Climeworks Solutions ha lanciato un servizio per aiutare le organizzazioni ad acquistare crediti di rimozione del carbonio conformi a specifici quadri normativi, segno che la domanda si sta spostando dagli impegni volontari delle aziende verso obblighi di conformità imposti dalle politiche.
Il mercato della rimozione del carbonio si è basato in gran parte sulla buona volontà. Le aziende acquistavano crediti per rispettare gli impegni volontari di zero emissioni nette, e l'acquirente decideva cosa fosse considerato credibile. Questa situazione sta iniziando a cambiare. Climeworks Solutions, la divisione del gruppo svizzero Climeworks, specializzato nella cattura diretta di CO2 dall'aria, ha lanciato un servizio rivolto agli acquirenti che devono rispettare obblighi di legge.
L'offerta, annunciata il 23 luglio, aiuta le organizzazioni a reperire crediti di rimozione del carbonio conformi alle normative di specifici regimi di conformità. Combina la ricerca di fonti di crediti di rimozione, la due diligence specifica per ciascun quadro normativo e il monitoraggio continuo delle politiche, consentendo agli acquirenti di costruire portafogli validi in una determinata giurisdizione.
Tre strutture nella struttura
Climeworks Solutions sta iniziando con tre regimi in cui sta emergendo la domanda di conformità. Il primo è CORSIA, il programma di compensazione delle emissioni dell'aviazione delle Nazioni Unite gestito dall'Organizzazione internazionale dell'aviazione civile, che le compagnie aeree possono utilizzare per adempiere ai propri obblighi. Il secondo è Articolo 6.2 dell'accordo di Parigi, che consente ai governi di trasferire i risultati delle misure di mitigazione l'uno all'altro nell'ambito di accordi bilaterali. Il terzo è quello dell'Unione europea Quadro di certificazione per la rimozione del carbonio e l'agricoltura del carbonio, o CRCF.

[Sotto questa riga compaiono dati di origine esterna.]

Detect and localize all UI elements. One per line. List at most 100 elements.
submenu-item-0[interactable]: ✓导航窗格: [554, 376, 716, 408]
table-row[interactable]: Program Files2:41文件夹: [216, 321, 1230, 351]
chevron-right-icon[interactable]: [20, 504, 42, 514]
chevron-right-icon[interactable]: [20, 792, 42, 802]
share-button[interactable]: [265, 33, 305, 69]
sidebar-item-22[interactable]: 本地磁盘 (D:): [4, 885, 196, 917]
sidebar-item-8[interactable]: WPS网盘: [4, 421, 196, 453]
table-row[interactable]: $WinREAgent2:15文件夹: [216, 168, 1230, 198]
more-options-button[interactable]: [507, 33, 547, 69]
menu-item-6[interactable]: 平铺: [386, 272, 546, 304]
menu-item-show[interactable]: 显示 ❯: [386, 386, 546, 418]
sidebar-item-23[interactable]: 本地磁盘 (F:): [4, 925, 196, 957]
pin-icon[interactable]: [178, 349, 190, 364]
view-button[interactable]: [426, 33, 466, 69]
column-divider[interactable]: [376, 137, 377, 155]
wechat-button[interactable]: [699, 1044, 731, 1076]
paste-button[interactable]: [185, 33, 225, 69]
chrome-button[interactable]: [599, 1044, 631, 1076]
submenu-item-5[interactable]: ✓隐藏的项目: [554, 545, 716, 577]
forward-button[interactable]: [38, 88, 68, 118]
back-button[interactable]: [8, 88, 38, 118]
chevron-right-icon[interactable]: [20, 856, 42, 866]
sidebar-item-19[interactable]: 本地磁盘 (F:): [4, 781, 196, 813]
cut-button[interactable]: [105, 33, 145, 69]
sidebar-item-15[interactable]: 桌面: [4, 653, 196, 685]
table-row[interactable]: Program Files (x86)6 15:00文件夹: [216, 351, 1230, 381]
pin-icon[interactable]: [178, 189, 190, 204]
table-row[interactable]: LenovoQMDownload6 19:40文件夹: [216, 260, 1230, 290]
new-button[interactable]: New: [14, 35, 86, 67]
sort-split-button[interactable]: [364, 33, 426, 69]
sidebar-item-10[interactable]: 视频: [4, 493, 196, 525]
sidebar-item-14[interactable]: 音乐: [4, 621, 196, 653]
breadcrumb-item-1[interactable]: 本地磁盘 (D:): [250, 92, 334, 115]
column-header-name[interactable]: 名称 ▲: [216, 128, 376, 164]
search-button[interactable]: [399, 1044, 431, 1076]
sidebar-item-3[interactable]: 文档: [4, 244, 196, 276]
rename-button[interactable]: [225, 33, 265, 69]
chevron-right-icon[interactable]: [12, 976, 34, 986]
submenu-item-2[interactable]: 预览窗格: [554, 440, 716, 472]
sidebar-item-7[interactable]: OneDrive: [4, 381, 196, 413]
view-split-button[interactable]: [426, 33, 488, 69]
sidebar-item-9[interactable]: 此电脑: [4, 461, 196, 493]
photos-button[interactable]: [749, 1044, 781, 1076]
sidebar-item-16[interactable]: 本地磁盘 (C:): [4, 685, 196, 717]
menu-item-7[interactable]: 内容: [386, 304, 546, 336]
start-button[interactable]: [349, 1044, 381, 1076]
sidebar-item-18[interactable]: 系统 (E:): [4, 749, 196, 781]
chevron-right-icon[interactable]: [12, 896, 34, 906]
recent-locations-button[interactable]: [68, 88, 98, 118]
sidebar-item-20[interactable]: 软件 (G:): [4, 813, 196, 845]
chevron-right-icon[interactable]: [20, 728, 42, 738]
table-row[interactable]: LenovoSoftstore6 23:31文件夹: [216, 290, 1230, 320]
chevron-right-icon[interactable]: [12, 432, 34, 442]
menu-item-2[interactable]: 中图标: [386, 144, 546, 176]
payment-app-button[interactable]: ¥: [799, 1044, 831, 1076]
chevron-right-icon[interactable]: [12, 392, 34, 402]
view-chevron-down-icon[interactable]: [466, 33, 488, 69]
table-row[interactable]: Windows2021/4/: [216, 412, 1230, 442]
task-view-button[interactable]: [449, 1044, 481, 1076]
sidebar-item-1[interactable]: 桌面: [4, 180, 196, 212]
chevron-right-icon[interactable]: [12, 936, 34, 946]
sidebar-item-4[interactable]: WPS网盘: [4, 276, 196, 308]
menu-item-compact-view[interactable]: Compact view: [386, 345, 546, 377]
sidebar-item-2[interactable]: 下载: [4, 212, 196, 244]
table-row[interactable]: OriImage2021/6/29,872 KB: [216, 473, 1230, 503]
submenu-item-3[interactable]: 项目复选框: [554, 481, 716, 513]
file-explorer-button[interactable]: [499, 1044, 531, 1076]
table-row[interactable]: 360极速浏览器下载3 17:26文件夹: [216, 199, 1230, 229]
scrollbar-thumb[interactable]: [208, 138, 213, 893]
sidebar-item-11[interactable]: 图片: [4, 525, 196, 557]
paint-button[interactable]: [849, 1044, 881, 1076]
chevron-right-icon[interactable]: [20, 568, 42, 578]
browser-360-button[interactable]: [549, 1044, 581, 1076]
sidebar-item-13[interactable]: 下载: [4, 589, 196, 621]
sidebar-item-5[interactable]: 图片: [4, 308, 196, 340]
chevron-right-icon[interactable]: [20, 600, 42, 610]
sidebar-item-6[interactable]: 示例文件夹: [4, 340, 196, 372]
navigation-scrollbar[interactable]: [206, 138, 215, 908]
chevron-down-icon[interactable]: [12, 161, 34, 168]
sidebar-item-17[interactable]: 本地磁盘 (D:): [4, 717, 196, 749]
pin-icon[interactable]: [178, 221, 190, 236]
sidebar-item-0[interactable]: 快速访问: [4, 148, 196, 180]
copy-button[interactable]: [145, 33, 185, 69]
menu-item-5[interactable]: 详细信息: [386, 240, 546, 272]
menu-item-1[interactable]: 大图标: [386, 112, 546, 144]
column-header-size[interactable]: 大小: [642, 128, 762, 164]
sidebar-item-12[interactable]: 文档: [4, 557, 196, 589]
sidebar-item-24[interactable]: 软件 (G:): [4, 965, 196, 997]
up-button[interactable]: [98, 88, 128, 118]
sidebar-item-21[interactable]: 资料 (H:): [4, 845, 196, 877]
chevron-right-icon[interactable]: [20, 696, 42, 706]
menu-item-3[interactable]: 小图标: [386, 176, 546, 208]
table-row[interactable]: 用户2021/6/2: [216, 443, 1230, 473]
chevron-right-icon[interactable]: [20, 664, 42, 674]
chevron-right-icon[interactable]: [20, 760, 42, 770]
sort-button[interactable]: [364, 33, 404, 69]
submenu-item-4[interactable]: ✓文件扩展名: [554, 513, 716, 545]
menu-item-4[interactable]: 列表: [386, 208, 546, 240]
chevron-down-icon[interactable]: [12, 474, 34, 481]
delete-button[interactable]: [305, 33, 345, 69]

Ogni regime prevede regole diverse su cosa sia considerato valido e su come venga verificato. Il CRCF è di fondamentale importanza per la direzione a lungo termine dell'Unione. La Commissione europea lo ha proposto come standard di certificazione per l'inserimento degli assorbimenti permanenti nel sistema di scambio di quote di emissioni dell'UE, il che conferirebbe agli assorbimenti un ruolo formale nel principale mercato europeo del carbonio.
Perché la tempistica funziona
Diverse linee politiche sono confluite. A luglio la Commissione ha proposto un percorso di rimozione delle emissioni nell'ambito del sistema ETS. La seconda fase del CORSIA, che estende gli obblighi vincolanti alla maggior parte dei voli internazionali, inizierà nel 2027. Nel frattempo, l'articolo 6.2 ha guadagnato terreno con l'entrata in vigore di un numero crescente di accordi bilaterali tra i governi.
Adrian Siegrist, direttore commerciale di Climeworks, ha inquadrato il lancio del servizio in funzione della confusione generata tra i clienti. "Le organizzazioni ci chiedono sempre più spesso come orientarsi in un panorama normativo in rapida evoluzione e quali metodi di rimozione del carbonio siano adatti a specifici requisiti di conformità", ha affermato. Il nuovo servizio, ha aggiunto, si basa sul portfolio di attività dell'azienda, combinando l'approvvigionamento di soluzioni di rimozione del carbonio con la conoscenza delle normative e del mercato.
Un mercato in crescita
Climeworks Solutions è stata fondata nel 2024 e oggi serve oltre 200 clienti in tutto il mondo, tra cui JPMorgan, BCG, Schneider Electric e NTT DATA. La sua società madre opera nel settore della rimozione del carbonio da oltre 17 anni, contribuendo nel tempo a definire metodologie e standard.
Il cambiamento su cui punta è un fenomeno ben noto nei mercati ambientali. La domanda che inizia su base volontaria tende a consolidarsi in una regolamentazione, e con essa cambiano anche gli acquirenti. Se le rimozioni permanenti dovessero affermarsi nel sistema ETS dell'UE e nelle normative sul trasporto aereo, le aziende in grado di abbinare i crediti a specifici requisiti legali godranno di un vantaggio iniziale. Climeworks afferma di voler estendere l'offerta ad altri quadri normativi e giurisdizioni man mano che il quadro politico si evolve.